You can hear me struggle to figure out how much these results actually challenge conventional wisdom in the EA community later in the episode, and I'm still unsure.
For an alternative perspective from another economist in the community, Rachel Glennerster, you can read this article: Measurement & Evaluation: The Generalizability Puzzle. Glennerster believes that generalisability is much less of an issue than does Vivalt, and is not convinced by how she has tried to measure it.
There are more useful links and a full transcript on the blog post associated with the podcast episode.
I also conduct research on the generalizability issue, but from a different perspective. In my view, any attempt to measure effect heterogeneity (and by extension, research generalizability) is scale dependent. It is very difficult to tease apart genuine effect heterogeneity from the appearance of heterogeneity due to using an inappropriate scale to measure the effects.

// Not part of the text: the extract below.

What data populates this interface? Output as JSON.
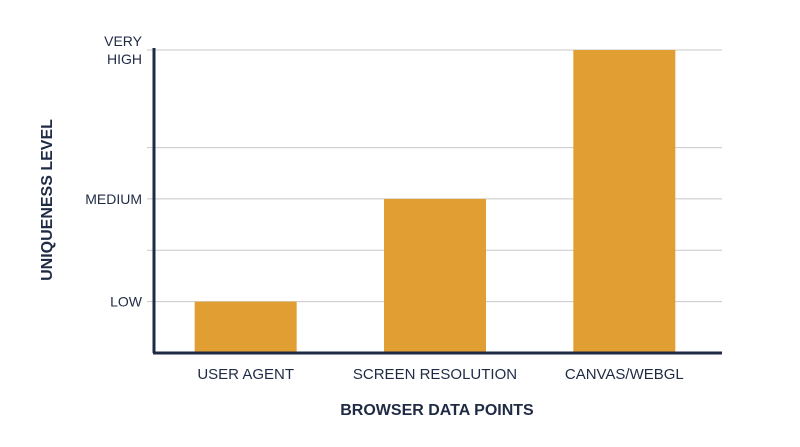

In order to to get around this, I have constructed a new scale for measuring effects, which I believe is more natural than the alternative measures. My work on this is available on arXiv at https://arxiv.org/abs/1610.00069 . The paper has been accepted for publication at the journal Epidemiologic Methods, and I plan to post a full explanation of the idea here and on Less Wrong when it is published (presumably, this will be a couple of weeks from now).
I would very much appreciate feedback on this work, and as always, I operate according to Crocker's Rules.

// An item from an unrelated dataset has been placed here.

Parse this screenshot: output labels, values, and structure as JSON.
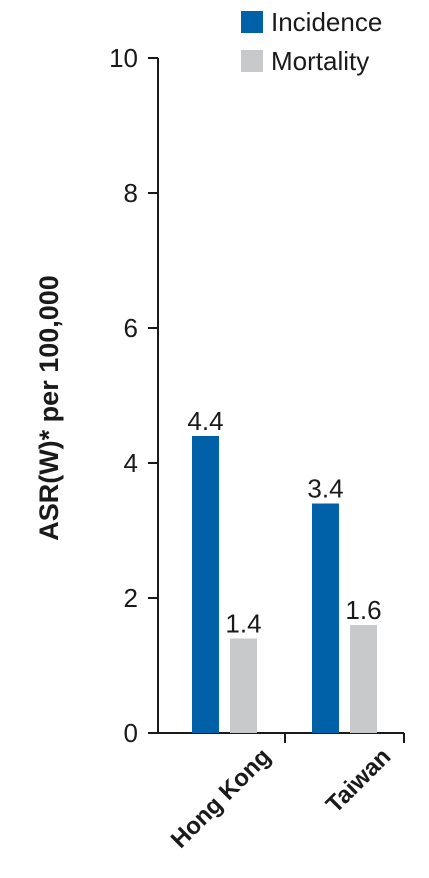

I think counterfactual outcome state transition parameters is a bad name in that it doesn't help people identify where and why they should use it, nor does it communicate all that well what it really is. I'd want to thesaurus each of the key terms in order to search for something punchier. You might object that essentially 'marketing' an esoteric statistics concept seems perverse, but papers with memorable titles do in fact outperform according to the data AFAIK. Sucks but what can you do?
I bother to go into this because this research area seems important enough to warrant attention and I worry it won't get it.